El 8 de enero de 1926, Juan Duarte, el padre de Evita, murió en un accidente automovilístico. Apenas se enteró del hecho a través de una llamada de un pariente cercano del muerto, Juana partió hacia Chivilcoy con sus cinco hijos en un auto de alquiler y se presentó en el velorio a darle el consabido último adiós.

Todas las miradas se clavaron en Juana y su prole. Las señoras y los señores “respetables” no podían creer lo que veían. “Cómo se atreve”, era en aquella tórrida mañana de verano la frase menos original, que competía con “qué coraje” y “qué descaro”.

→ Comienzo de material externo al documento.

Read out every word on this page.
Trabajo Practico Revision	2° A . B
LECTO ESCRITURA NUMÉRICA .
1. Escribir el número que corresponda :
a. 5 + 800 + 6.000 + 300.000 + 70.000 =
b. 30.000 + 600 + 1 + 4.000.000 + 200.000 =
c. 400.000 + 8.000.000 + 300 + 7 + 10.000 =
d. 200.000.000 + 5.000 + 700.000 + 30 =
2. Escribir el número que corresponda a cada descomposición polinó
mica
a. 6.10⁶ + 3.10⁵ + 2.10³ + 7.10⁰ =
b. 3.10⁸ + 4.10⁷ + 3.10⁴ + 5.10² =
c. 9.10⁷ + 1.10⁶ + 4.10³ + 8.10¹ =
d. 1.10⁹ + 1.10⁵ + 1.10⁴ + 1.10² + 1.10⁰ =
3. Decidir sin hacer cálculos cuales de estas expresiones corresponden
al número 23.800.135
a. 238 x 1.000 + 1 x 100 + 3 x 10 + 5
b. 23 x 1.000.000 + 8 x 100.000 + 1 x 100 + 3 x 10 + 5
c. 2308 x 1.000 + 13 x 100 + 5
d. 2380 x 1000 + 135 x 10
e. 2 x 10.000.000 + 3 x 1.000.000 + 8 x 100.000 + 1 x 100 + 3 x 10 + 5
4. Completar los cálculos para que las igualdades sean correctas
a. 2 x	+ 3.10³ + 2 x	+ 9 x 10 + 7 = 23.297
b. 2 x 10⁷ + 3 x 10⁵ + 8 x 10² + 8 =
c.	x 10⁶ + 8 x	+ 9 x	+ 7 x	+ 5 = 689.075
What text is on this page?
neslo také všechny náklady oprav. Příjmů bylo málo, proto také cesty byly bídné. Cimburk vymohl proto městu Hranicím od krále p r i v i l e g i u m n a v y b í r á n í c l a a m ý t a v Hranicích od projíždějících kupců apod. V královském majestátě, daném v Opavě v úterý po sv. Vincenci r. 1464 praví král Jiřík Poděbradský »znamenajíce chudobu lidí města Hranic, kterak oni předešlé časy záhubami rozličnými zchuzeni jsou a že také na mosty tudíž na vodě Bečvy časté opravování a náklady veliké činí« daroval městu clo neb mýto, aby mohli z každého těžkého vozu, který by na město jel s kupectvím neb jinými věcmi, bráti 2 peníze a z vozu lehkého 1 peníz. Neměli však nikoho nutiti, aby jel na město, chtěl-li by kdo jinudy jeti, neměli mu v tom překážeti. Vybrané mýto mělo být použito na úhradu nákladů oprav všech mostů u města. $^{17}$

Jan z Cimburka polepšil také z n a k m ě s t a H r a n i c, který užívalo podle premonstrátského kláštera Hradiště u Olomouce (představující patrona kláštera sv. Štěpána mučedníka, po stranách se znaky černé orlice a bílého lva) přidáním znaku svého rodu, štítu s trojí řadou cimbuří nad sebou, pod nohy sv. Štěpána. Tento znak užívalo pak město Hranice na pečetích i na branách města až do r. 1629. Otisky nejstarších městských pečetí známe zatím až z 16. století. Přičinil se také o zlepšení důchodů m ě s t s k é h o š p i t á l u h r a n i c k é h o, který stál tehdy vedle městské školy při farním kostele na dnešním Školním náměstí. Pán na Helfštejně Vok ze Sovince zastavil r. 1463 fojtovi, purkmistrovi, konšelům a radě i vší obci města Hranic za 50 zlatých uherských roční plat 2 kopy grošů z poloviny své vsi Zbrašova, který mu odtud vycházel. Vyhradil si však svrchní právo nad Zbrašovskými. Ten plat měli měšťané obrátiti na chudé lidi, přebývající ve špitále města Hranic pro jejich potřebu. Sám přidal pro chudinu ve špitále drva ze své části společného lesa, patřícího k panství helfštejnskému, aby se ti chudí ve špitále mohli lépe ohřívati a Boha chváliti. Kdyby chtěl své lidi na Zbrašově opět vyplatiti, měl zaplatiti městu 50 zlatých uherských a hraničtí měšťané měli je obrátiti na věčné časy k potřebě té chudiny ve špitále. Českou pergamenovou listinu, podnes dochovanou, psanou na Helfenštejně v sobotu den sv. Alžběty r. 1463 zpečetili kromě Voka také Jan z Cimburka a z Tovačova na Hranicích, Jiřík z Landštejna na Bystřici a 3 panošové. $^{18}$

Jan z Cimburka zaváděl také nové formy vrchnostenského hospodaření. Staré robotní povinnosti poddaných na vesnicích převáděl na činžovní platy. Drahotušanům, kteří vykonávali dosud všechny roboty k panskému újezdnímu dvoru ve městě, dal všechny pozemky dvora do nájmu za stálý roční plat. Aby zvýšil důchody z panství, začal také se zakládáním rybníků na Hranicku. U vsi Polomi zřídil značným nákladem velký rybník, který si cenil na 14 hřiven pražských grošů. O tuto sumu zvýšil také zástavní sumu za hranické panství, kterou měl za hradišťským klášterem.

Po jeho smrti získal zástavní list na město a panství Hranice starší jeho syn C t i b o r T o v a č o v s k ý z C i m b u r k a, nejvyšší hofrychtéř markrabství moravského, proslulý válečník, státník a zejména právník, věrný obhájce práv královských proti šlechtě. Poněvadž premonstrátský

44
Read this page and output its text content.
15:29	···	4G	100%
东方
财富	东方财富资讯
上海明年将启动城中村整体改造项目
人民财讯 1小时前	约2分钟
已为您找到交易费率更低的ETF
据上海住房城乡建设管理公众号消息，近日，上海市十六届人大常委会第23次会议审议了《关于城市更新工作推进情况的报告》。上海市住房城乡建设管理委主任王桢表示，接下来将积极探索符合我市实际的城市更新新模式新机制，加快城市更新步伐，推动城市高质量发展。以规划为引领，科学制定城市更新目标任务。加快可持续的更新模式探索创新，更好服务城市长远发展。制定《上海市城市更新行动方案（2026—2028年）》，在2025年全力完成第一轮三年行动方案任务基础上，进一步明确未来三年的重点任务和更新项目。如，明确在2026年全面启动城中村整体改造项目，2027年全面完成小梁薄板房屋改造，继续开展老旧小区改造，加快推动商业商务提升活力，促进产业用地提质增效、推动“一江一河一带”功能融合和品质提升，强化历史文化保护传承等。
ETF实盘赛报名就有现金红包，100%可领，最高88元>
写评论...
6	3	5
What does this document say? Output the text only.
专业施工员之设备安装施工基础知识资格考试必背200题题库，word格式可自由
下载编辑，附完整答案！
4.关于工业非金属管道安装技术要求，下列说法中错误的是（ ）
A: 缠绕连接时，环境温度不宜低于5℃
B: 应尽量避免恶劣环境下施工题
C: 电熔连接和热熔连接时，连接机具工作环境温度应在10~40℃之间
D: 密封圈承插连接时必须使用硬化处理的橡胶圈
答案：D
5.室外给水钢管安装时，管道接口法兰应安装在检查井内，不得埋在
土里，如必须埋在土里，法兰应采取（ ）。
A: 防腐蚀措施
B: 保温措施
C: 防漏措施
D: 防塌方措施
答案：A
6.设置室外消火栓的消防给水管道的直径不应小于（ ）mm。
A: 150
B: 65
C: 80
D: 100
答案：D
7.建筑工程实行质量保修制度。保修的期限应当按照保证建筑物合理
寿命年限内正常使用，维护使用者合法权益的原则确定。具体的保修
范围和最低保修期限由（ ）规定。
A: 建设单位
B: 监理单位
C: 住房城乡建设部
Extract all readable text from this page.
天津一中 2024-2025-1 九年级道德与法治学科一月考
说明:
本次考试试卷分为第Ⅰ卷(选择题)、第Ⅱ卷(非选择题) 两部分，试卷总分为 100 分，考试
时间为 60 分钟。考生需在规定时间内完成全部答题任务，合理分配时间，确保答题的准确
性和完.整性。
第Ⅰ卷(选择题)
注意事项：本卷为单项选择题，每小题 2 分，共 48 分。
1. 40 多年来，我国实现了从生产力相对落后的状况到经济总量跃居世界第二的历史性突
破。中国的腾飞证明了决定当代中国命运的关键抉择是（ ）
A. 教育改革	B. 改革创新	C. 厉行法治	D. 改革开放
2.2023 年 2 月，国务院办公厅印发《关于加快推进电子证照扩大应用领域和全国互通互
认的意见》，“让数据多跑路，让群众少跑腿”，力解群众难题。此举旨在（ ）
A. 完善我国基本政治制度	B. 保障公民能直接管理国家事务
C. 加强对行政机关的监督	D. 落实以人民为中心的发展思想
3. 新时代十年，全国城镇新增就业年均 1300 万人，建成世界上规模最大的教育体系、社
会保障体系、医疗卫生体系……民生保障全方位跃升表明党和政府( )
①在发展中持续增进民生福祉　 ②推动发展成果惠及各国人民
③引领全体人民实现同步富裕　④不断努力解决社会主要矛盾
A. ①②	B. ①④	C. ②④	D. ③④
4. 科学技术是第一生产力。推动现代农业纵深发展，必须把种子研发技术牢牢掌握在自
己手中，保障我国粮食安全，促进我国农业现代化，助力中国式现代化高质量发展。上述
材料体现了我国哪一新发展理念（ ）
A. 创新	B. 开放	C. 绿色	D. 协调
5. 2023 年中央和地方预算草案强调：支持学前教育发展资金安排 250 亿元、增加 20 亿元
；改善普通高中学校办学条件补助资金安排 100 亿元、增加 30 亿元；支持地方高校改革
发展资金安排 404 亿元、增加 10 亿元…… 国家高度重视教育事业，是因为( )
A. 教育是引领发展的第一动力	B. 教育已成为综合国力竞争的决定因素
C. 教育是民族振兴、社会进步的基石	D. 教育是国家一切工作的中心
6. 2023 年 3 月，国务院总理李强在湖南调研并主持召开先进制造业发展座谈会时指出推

La familia “legítima” –y no, como se ha dicho erróneamente, su esposa, que había fallecido hacía cuatro años– no se opuso a tolerar la presencia de la familia de Los Toldos. Los testimonios coinciden en un pequeño episodio con una de las hijas, que fue superado; los otros Duarte y la pequeña Ibarguren pudieron besar a su padre antes de que cerraran el féretro y acompañar el cortejo fúnebre. Esto le quita al episodio el carácter de fundamental y predestinante que le da, por ejemplo, la película Evita de Alan Parker, que quiere ver en el enojo de esa pequeña rebelde, que contra todos consigue irrumpir en la sala mortuoria para besar a su padre, un anticipo de la futura imparable Evita. (…)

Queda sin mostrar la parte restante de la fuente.